Projects frequently exhibit both interchangeable PTM reuse (model variants swapped in and out) and complementary PTM assemblies (distinct models performing different roles), further multiplying the dependency relations that must be managed. The distributed nature of these pipelines is underscored by empirical observations: in multi-PTM projects (~52.6% of sample), code spanning a mean of 3.9 files and ~886 lines of code is involved in the reuse pipeline.
5. Quantitative Insights into PTM Reuse in OSS
The paper of 401 open-source repositories yields the following quantitative results:
Metric | Observed Value |
---|---|
Projects with >1 PTM | 52.6% |
Multi-PTM projects using interchangeable PTMs | 37% |
Multi-PTM projects using complementary PTMs | 23% |
Projects with external PTM documentation | 21.2% |
Projects specifying PTM version | 12% |
Average files spanned by reuse pipeline | 3.9 |
Average code lines in reuse pipeline | ~886 |
This heterogeneity solidifies the claim that PTMs constitute a distinct and non-uniform category of dependency, requiring new best practices for documentation, audit, and reproducibility.
6. Challenges and Implications for Maintainability, Traceability, and Technical Debt
The integration of PTMs as dependencies introduces new challenges:
- Fragmented Declaration: Dispersed, non-centralized PTM specification hinders efforts to track and propagate updates, patch security vulnerabilities, or establish provenance.
- Versioning and Reproducibility: Inconsistent or absent version tagging undermines the ability to reproduce results, conduct reliable ablation studies, or systematically roll back to previous model states.
- Technical Debt: Modified or adapted PTMs, especially when extended via custom layers or fine-tuning, increase architectural complexity and maintenance burden, giving rise to loosely coupled or undocumented interfaces.
- Multi-Model Interactions: Feature handoff, evaluative guidance, and composite processing pipelines complicate dependency resolution as the boundary between code- and data-centric artifacts blurs.
The empirical evidence supports the assertion that Software Dependencies 2.0 networks are not simply more numerous than traditional code dependencies, but structurally and semantically more intricate, necessitating advances in dependency tracking, automated audit, and systematized metadata management.
7. Visualization and Representation
While no explicit mathematical formalism is introduced to model these pipelines, the use of LaTeX-based representations is prominent.
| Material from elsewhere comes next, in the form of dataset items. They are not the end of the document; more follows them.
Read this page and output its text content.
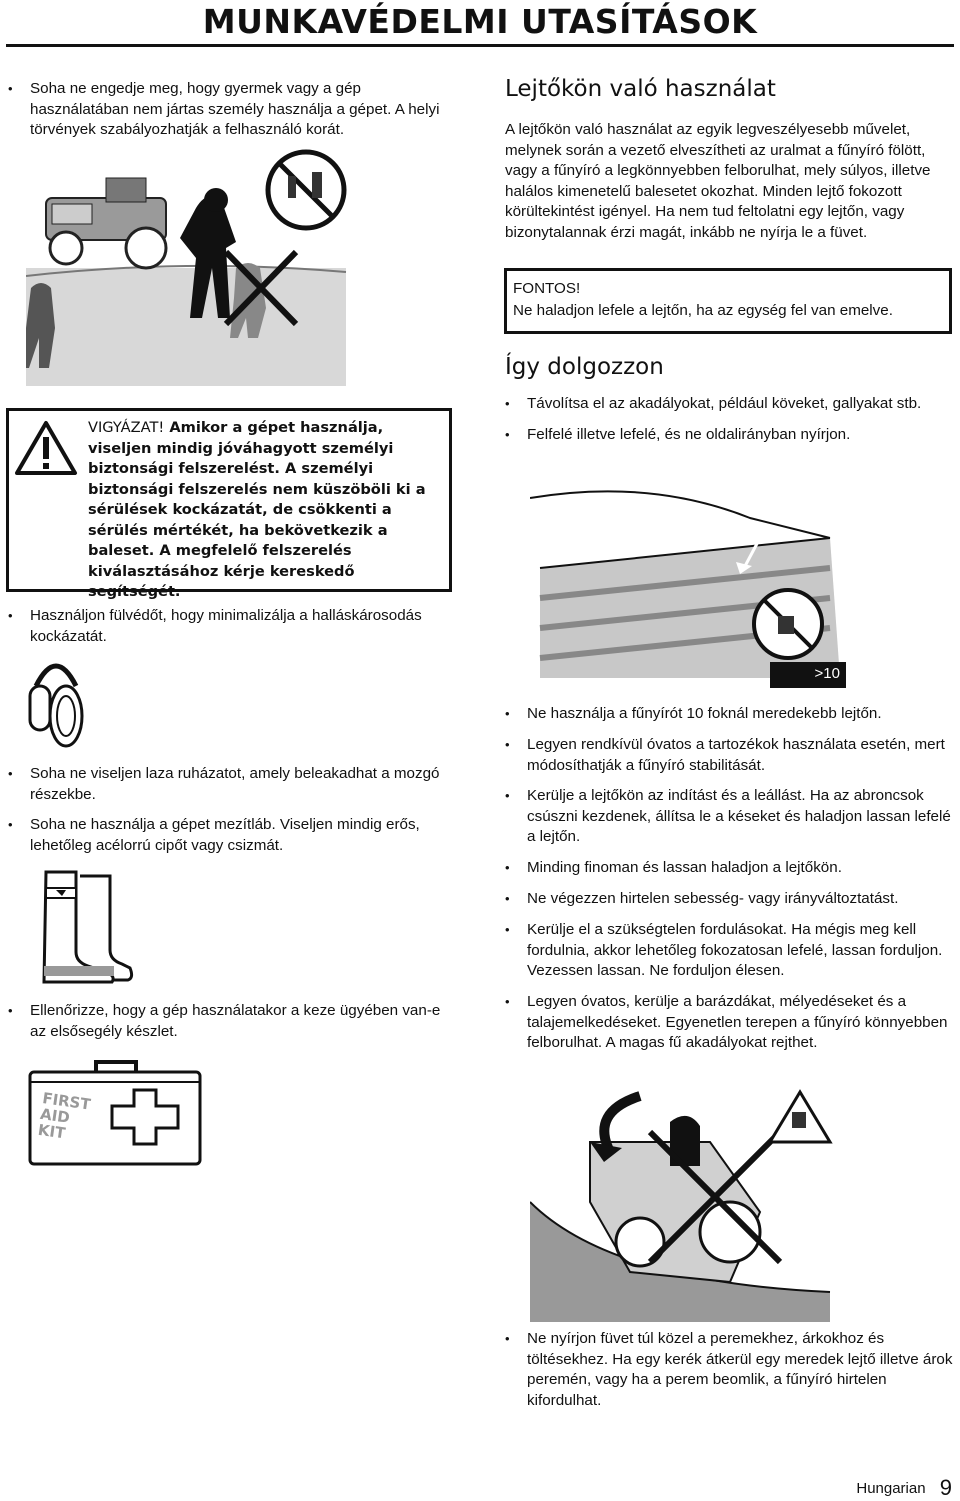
MUNKAVÉDELMI UTASÍTÁSOK
• Soha ne engedje meg, hogy gyermek vagy a gép használatában nem jártas személy használja a gépet. A helyi törvények szabályozhatják a felhasználó korát.
VIGYÁZAT! Amikor a gépet használja, viseljen mindig jóváhagyott személyi biztonsági felszerelést. A személyi biztonsági felszerelés nem küszöböli ki a sérülések kockázatát, de csökkenti a sérülés mértékét, ha bekövetkezik a baleset. A megfelelő felszerelés kiválasztásához kérje kereskedő segítségét.
• Használjon fülvédőt, hogy minimalizálja a halláskárosodás kockázatát.
• Soha ne viseljen laza ruházatot, amely beleakadhat a mozgó részekbe.
• Soha ne használja a gépet mezítláb. Viseljen mindig erős, lehetőleg acélorrú cipőt vagy csizmát.
• Ellenőrizze, hogy a gép használatakor a keze ügyében van-e az elsősegély készlet.
FIRST AID KIT
Lejtőkön való használat
A lejtőkön való használat az egyik legveszélyesebb művelet, melynek során a vezető elveszítheti az uralmat a fűnyíró fölött, vagy a fűnyíró a legkönnyebben felborulhat, mely súlyos, illetve halálos kimenetelű balesetet okozhat. Minden lejtő fokozott körültekintést igényel. Ha nem tud feltolatni egy lejtőn, vagy bizonytalannak érzi magát, inkább ne nyírja le a füvet.
FONTOS!
Ne haladjon lefele a lejtőn, ha az egység fel van emelve.
Így dolgozzon
• Távolítsa el az akadályokat, például köveket, gallyakat stb.
• Felfelé illetve lefelé, és ne oldalirányban nyírjon.
>10
• Ne használja a fűnyírót 10 foknál meredekebb lejtőn.
• Legyen rendkívül óvatos a tartozékok használata esetén, mert módosíthatják a fűnyíró stabilitását.
• Kerülje a lejtőkön az indítást és a leállást. Ha az abroncsok csúszni kezdenek, állítsa le a késeket és haladjon lassan lefelé a lejtőn.
• Minding finoman és lassan haladjon a lejtőkön.
• Ne végezzen hirtelen sebesség- vagy irányváltoztatást.
• Kerülje el a szükségtelen fordulásokat. Ha mégis meg kell fordulnia, akkor lehetőleg fokozatosan lefelé, lassan forduljon. Vezessen lassan. Ne forduljon élesen.
• Legyen óvatos, kerülje a barázdákat, mélyedéseket és a talajemelkedéseket. Egyenetlen terepen a fűnyíró könnyebben felborulhat. A magas fű akadályokat rejthet.
• Ne nyírjon füvet túl közel a peremekhez, árkokhoz és töltésekhez. Ha egy kerék átkerül egy meredek lejtő illetve árok peremén, vagy ha a perem beomlik, a fűnyíró hirtelen kifordulhat.
Hungarian 9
For example, code and dependency trees are rendered using tikz diagrams and code environments such as
1 |
AutoModel.from_pretrained("bert-base-uncased", revision="v4.2.0") |
Hierarchical trees and network diagrams are used to convey the branching paths of single versus multi-PTM reuse, and to delineate the stages of reuse pipelines.
These visualization practices emphasize the complexity and non-linearity of PTM-centric dependency graphs, in contrast with the relatively flat structures of Software Dependencies 1.0.
Conclusion
Software Dependencies 2.0 formalize the emergence of PTMs and learned artifacts as central, first-class dependencies in modern software ecosystems. The empirical and qualitative analyses of large-scale open-source projects document that PTM reuse pipelines are intricate, distributed, and heavily adapted, raising unique challenges in documentation, maintainability, traceability, and evolution. The lack of standardized metadata or centralized versioning for PTMs impedes best practices in dependency management. The architectural couplings, directly observable in feature handoff, feedback guidance, and evaluation-based PTM interplay, introduce new forms of technical debt and risk.
This landscape demonstrates a pressing need for new tools, metadata practices, and automated management systems to handle the increased complexity and dynamic behavior of Software Dependencies 2.0 in modern ML-enabled software systems (Yasmin et al., 7 Sep 2025).